Avec les derniers développements dans l’affaire de l’aéronef présidentiel et des équipements militaires, nous pouvons dire, sans risque de tromper, que la justice a finalement courbé l’échine face à la pression politique. En effet, dans son audience du mardi 21 avril dernier, la Chambre d’accusation de la Cour d’Appel de Bamako a tranché définitivement la question lancinante sur le statut “rang de ministre” de l’ancien directeur de Cabinet du président de la République, Mahamadou Camara, en annulant le mandat de dépôt contre lui et en ordonnant sa remise en liberté.

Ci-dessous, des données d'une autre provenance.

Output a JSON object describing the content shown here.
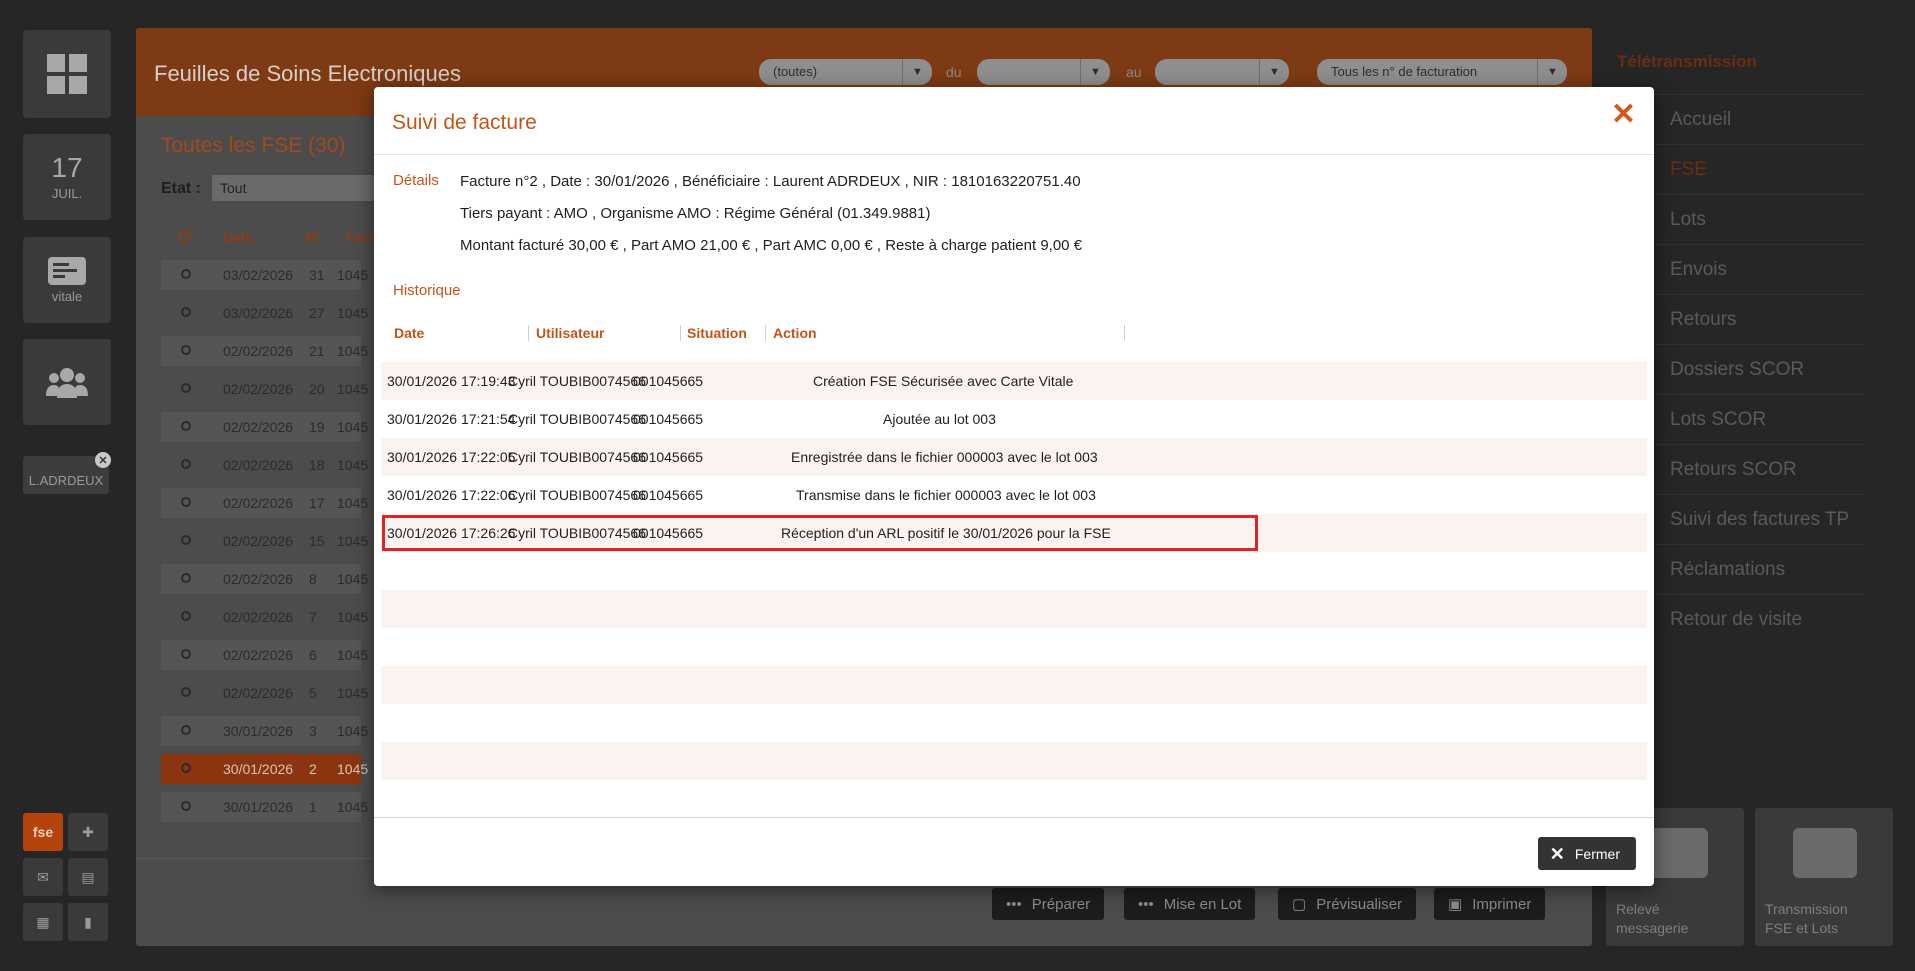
{
  "rail": {
    "calendar_day": "17",
    "calendar_month": "JUIL.",
    "vitale_label": "vitale",
    "patient_label": "L.ADRDEUX",
    "fse_label": "fse"
  },
  "background": {
    "title": "Feuilles de Soins Electroniques",
    "filter_type": "(toutes)",
    "du_label": "du",
    "au_label": "au",
    "filter_billing": "Tous les n° de facturation",
    "list_title": "Toutes les FSE (30)",
    "etat_label": "Etat :",
    "etat_value": "Tout",
    "col_date": "Date",
    "col_num": "N°",
    "col_fact": "Fact",
    "rows": [
      {
        "date": "03/02/2026",
        "num": "31",
        "fact": "1045"
      },
      {
        "date": "03/02/2026",
        "num": "27",
        "fact": "1045"
      },
      {
        "date": "02/02/2026",
        "num": "21",
        "fact": "1045"
      },
      {
        "date": "02/02/2026",
        "num": "20",
        "fact": "1045"
      },
      {
        "date": "02/02/2026",
        "num": "19",
        "fact": "1045"
      },
      {
        "date": "02/02/2026",
        "num": "18",
        "fact": "1045"
      },
      {
        "date": "02/02/2026",
        "num": "17",
        "fact": "1045"
      },
      {
        "date": "02/02/2026",
        "num": "15",
        "fact": "1045"
      },
      {
        "date": "02/02/2026",
        "num": "8",
        "fact": "1045"
      },
      {
        "date": "02/02/2026",
        "num": "7",
        "fact": "1045"
      },
      {
        "date": "02/02/2026",
        "num": "6",
        "fact": "1045"
      },
      {
        "date": "02/02/2026",
        "num": "5",
        "fact": "1045"
      },
      {
        "date": "30/01/2026",
        "num": "3",
        "fact": "1045"
      },
      {
        "date": "30/01/2026",
        "num": "2",
        "fact": "1045"
      },
      {
        "date": "30/01/2026",
        "num": "1",
        "fact": "1045"
      }
    ],
    "btn_preparer": "Préparer",
    "btn_mise_en_lot": "Mise en Lot",
    "btn_previsualiser": "Prévisualiser",
    "btn_imprimer": "Imprimer"
  },
  "right_nav": {
    "title": "Télétransmission",
    "items": [
      "Accueil",
      "FSE",
      "Lots",
      "Envois",
      "Retours",
      "Dossiers SCOR",
      "Lots SCOR",
      "Retours SCOR",
      "Suivi des factures TP",
      "Réclamations",
      "Retour de visite"
    ],
    "tile1_line1": "Relevé",
    "tile1_line2": "messagerie",
    "tile2_line1": "Transmission",
    "tile2_line2": "FSE et Lots"
  },
  "modal": {
    "title": "Suivi de facture",
    "details_label": "Détails",
    "detail_line1": "Facture n°2 , Date : 30/01/2026 , Bénéficiaire : Laurent ADRDEUX , NIR : 1810163220751.40",
    "detail_line2": "Tiers payant : AMO , Organisme AMO : Régime Général  (01.349.9881)",
    "detail_line3": "Montant facturé 30,00 € , Part AMO 21,00 € , Part AMC 0,00 € , Reste à charge patient 9,00 €",
    "historique_label": "Historique",
    "columns": {
      "date": "Date",
      "user": "Utilisateur",
      "situation": "Situation",
      "action": "Action"
    },
    "history": [
      {
        "date": "30/01/2026 17:19:43",
        "user": "Cyril TOUBIB0074566",
        "situation": "001045665",
        "action": "Création FSE Sécurisée avec Carte Vitale"
      },
      {
        "date": "30/01/2026 17:21:54",
        "user": "Cyril TOUBIB0074566",
        "situation": "001045665",
        "action": "Ajoutée au lot 003"
      },
      {
        "date": "30/01/2026 17:22:05",
        "user": "Cyril TOUBIB0074566",
        "situation": "001045665",
        "action": "Enregistrée dans le fichier 000003 avec le lot 003"
      },
      {
        "date": "30/01/2026 17:22:06",
        "user": "Cyril TOUBIB0074566",
        "situation": "001045665",
        "action": "Transmise dans le fichier 000003 avec le lot 003"
      },
      {
        "date": "30/01/2026 17:26:26",
        "user": "Cyril TOUBIB0074566",
        "situation": "001045665",
        "action": "Réception d'un ARL positif le 30/01/2026 pour la FSE"
      }
    ],
    "close_button": "Fermer",
    "accent_color": "#c2541a",
    "highlight_color": "#e02424"
  }
}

C’est pour la deuxième fois que la justice s’est penchée sur la requête de remise en liberté de l’ancien directeur de cabinet du président de la République, Mahamadou Camara, inculpé et placé mandat de dépôt le 27 mars dernier par le Procureur du Pôle économique et financier de la Cour d’Appel de Bamako pour “complicité de favoritisme” suite à la réouverture du dossier qui avait pourtant été classé sans suite en 2018.
Notons que lors de la première audience, la justice avait balayé d’un revers de main l’argumentaire des avocats relatifs au statut de rang de ministre de leur client et ordonné ainsi son maintien en détention. Car, selon les conseils, ce statut de rang de ministre au moment des faits confère à leur client des couvertures juridiques d’un ministre à part entière. Ainsi, argumentent-ils, il ne peut et ne doit être poursuivi par un tribunal de droit commun. De leur analyse, la poursuite et la mise en accusation de leur client relèvent des seules prérogatives de l’Assemblée nationale à travers le vote des deux tiers et qui actionne la Haute Cour de justice pour la tenue du procès s’il y lieu.
Cependant, lors de son audience du mardi 21 avril 2020, deuxième du genre, la Chambre d’accusation de la Cour d’appel de Bamako a tranché définitivement cette question relative au statut de rang qui avait donné lieu à toutes sortes d’interprétations des spécialistes du droit car chacun l’analysait selon sa conception ou au gré de ses intérêts. Ainsi, elle a prononcé l’annulation des poursuites contre l’inculpé en ordonnant sa remise en liberté pure et simple. Qu’est-ce qui s’est passé entre les deux audiences ? Seul Dieu pourra répondre à cette question.
De sources judiciaires, seul compétent à se pourvoir en cassation par rapport à la décision de la Chambre d’accusation, le Parquet général a été silencieux comme une carpe. Avec cette position de non-opposition de ce dernier, tout s’est déroulé comme sur des roulettes. Ainsi décidé, ainsi fait parce qu’en absence de toute objection du parquet général, l’ordonnance de remise en liberté a été délivrée et Mahamadou Camara est tranquillement rentré chez lui, dans l’après-midi du même mardi 21 avril.
Nous sommes en train d’aller vers un second classement du dossier de l’aéronef présidentiel et des équipements militaires où plusieurs dizaines de milliards de nos francs se sont volatilisés.